7.6 Warburton, D., Boville, A., Pagotto, F., Daley, E. and Chow, C. 2011 The Isolation of Listeria monocytogenes and other Listeria spp. from foods and environmental samples using palcam broth (MFHPB-07). Volume 2. The Compendium of Analytical Methods. http://www.hc-sc.gc.ca/food-aliment

8. Reagents

All buffers, distilled water, pipets, pipet tips and other materials coming into contact with samples or PCR reagents should be autoclaved prior to use to remove any DNases and/or other contaminants. To avoid contamination problems, all reagents should be prepared in a laminar flow cabinet which has never been exposed to L. monocytogenes or PCR products.

8.1 PCR reaction mixture

PCR reaction mixtures can be made and 44.5 μL aliquots dispensed into 0.2 mL microfuge tubes well ahead of time and stored at -20°C until use (stable for up to one year). All stock solutions are also stored at -20°C until use. The following is a formula for preparing single 44.5 μL reaction tubes, though in practice it may be more convenient to prepare a large batch equivalent to 100 reactions ahead of time, and then aliquoting 44.5 μL portions into individual tubes.

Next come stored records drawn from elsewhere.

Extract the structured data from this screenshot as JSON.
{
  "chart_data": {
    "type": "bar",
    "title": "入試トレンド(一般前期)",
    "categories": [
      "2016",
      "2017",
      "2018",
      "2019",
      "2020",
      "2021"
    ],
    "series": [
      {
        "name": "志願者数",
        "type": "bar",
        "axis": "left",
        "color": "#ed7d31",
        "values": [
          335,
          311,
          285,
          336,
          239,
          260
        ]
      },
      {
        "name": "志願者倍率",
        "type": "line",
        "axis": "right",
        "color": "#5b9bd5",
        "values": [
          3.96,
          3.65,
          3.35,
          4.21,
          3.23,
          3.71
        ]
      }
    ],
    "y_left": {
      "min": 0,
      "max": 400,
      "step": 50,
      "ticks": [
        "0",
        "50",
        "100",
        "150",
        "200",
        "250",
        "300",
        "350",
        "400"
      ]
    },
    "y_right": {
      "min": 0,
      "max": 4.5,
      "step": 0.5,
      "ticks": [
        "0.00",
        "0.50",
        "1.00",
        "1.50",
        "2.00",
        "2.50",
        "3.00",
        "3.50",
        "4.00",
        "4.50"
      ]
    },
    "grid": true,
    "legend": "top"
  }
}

Stock solutions	per reaction tube
Distilled H20 (sterile)	32.5 μL
10x PCR buffer (Sec. 7.2)	5.0 μL
25 mM MgCl2	4.0 μL
100 μM primer A	0.5 μL
100 μM primer B	0.5 μL
20 mM dNTPs (dCTP, dATP, dTTP, dGTP)	0.5 μL each
Final volume	44.5 μL

8.2 10 X PCR buffer

(commercially available; generally comes with the Taq solution)

The 10 X concentrated PCR buffer usually consists of 500 mM KCl, 100 mM Tris-HCl (pH 9.0), and 1% (w/v) Triton X-100.